Introducing Tory Island
Swept by sea winds and stung by salt spray, the remote crag of Tory Island (Oileán Thóraí) has taken its fair share of batterings. With nothing to shield it from savage Atlantic storms, it's a tribute to the hardiness of Tory Islanders that the island has been inhabited for more than 4500 years. Although it's only 11km north of the mainland, the rough sea has long consolidated the island's staunch independence.
So it's no surprise that Tory is one of the last places in Ireland to hold onto traditional Irish culture instead of simply paying lip service to it. The island has its own dialect of Irish and even has an elected 'king', who acts as community spokesman and welcomes visitors to the island. Over the decades its inhabitants earned a reputation for distilling and smuggling contraband poitín (a peaty whiskey). However, the island is perhaps best known for its 'naive' (or outsider) artists, many of whom have attracted the attention of international collectors.

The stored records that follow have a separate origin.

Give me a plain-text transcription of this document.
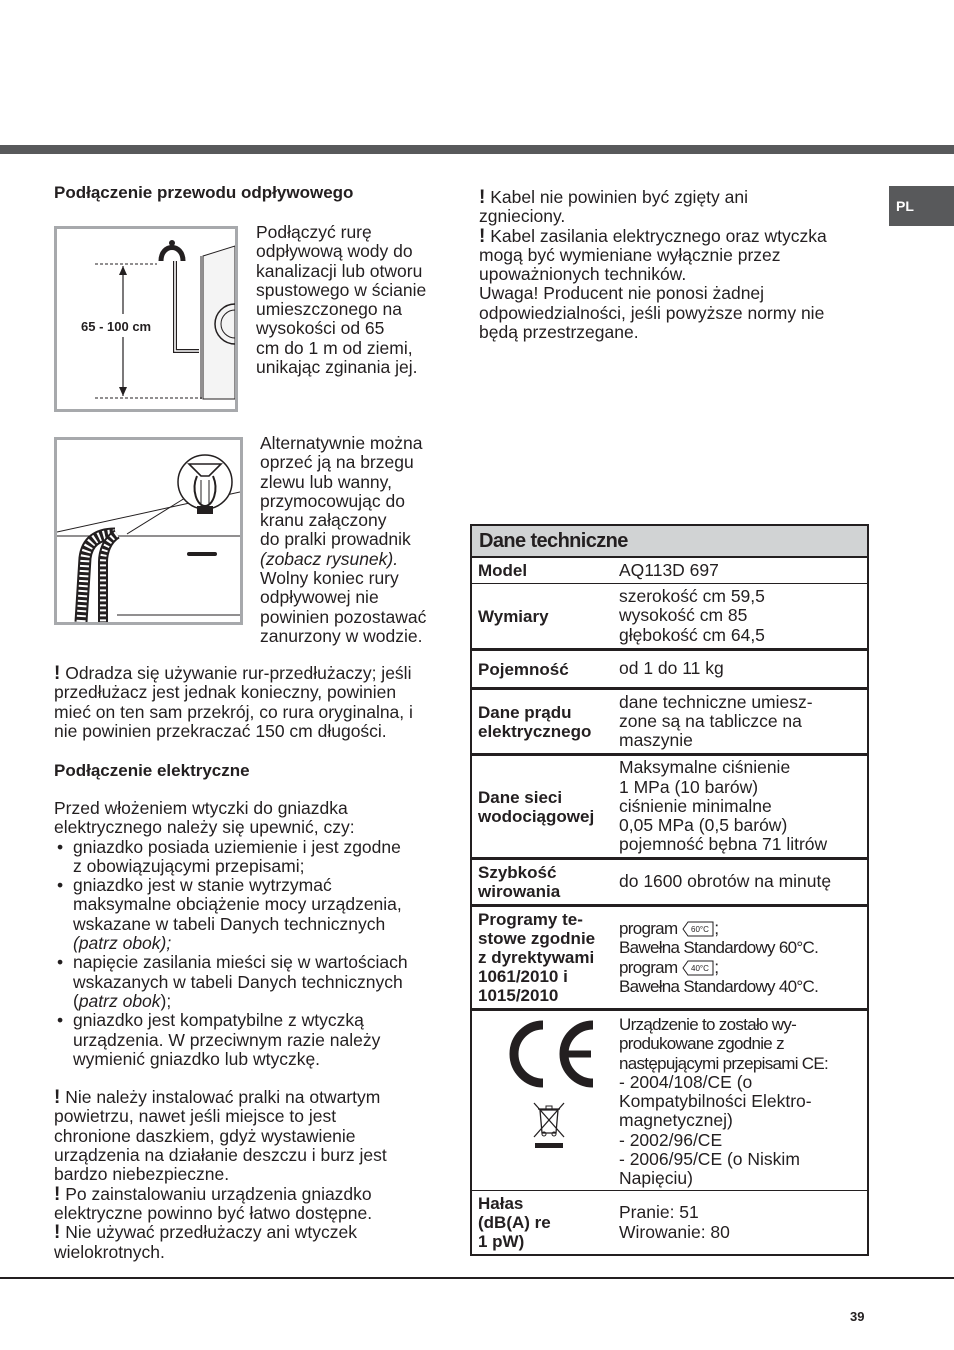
PL
39
Podłączenie przewodu odpływowego
65 - 100 cm
Podłączyć rurę
odpływową wody do
kanalizacji lub otworu
spustowego w ścianie
umieszczonego na
wysokości od 65
cm do 1 m od ziemi,
unikając zginania jej.
Alternatywnie można
oprzeć ją na brzegu
zlewu lub wanny,
przymocowując do
kranu załączony
do pralki prowadnik
(zobacz rysunek).
Wolny koniec rury
odpływowej nie
powinien pozostawać
zanurzony w wodzie.
! Odradza się używanie rur-przedłużaczy; jeśli
przedłużacz jest jednak konieczny, powinien
mieć on ten sam przekrój, co rura oryginalna, i
nie powinien przekraczać 150 cm długości.
Podłączenie elektryczne
Przed włożeniem wtyczki do gniazdka
elektrycznego należy się upewnić, czy:
• gniazdko posiada uziemienie i jest zgodne
z obowiązującymi przepisami;
• gniazdko jest w stanie wytrzymać
maksymalne obciążenie mocy urządzenia,
wskazane w tabeli Danych technicznych
(patrz obok);
• napięcie zasilania mieści się w wartościach
wskazanych w tabeli Danych technicznych
(patrz obok);
• gniazdko jest kompatybilne z wtyczką
urządzenia. W przeciwnym razie należy
wymienić gniazdko lub wtyczkę.
! Nie należy instalować pralki na otwartym
powietrzu, nawet jeśli miejsce to jest
chronione daszkiem, gdyż wystawienie
urządzenia na działanie deszczu i burz jest
bardzo niebezpieczne.
! Po zainstalowaniu urządzenia gniazdko
elektryczne powinno być łatwo dostępne.
! Nie używać przedłużaczy ani wtyczek
wielokrotnych.
! Kabel nie powinien być zgięty ani
zgnieciony.
! Kabel zasilania elektrycznego oraz wtyczka
mogą być wymieniane wyłącznie przez
upoważnionych techników.
Uwaga! Producent nie ponosi żadnej
odpowiedzialności, jeśli powyższe normy nie
będą przestrzegane.
Dane techniczne
Model	AQ113D 697
Wymiary
szerokość cm 59,5
wysokość cm 85
głębokość cm 64,5
Pojemność	od 1 do 11 kg
Dane prądu
elektrycznego
dane techniczne umiesz-
zone są na tabliczce na
maszynie
Dane sieci
wodociągowej
Maksymalne ciśnienie
1 MPa (10 barów)
ciśnienie minimalne
0,05 MPa (0,5 barów)
pojemność bębna 71 litrów
Szybkość
wirowania
do 1600 obrotów na minutę
Programy te-
stowe zgodnie
z dyrektywami
1061/2010 i
1015/2010
program 60°C ;
Bawełna Standardowy 60°C.
program 40°C ;
Bawełna Standardowy 40°C.
Urządzenie to zostało wy-
produkowane zgodnie z
następującymi przepisami CE:
- 2004/108/CE (o
Kompatybilności Elektro-
magnetycznej)
- 2002/96/CE
- 2006/95/CE (o Niskim
Napięciu)
Hałas
(dB(A) re
1 pW)
Pranie: 51
Wirowanie: 80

In 1974, after an eight-week storm that lashed the island mercilessly, the government made plans to evacuate Tory permanently. Father Diarmuid Ó Peícín came to the rescue, spearheading an international campaign to raise funds, establish a proper ferry service, install an electrical supply and more. The demise of the fishing industry has brought its own share of problems, but the community still doggedly perseveres.
The island has just one pebbly beach and two recognisable villages: West Town (An Baile Thiar), home to most of the island's facilities, and East Town (An Baile Thoir).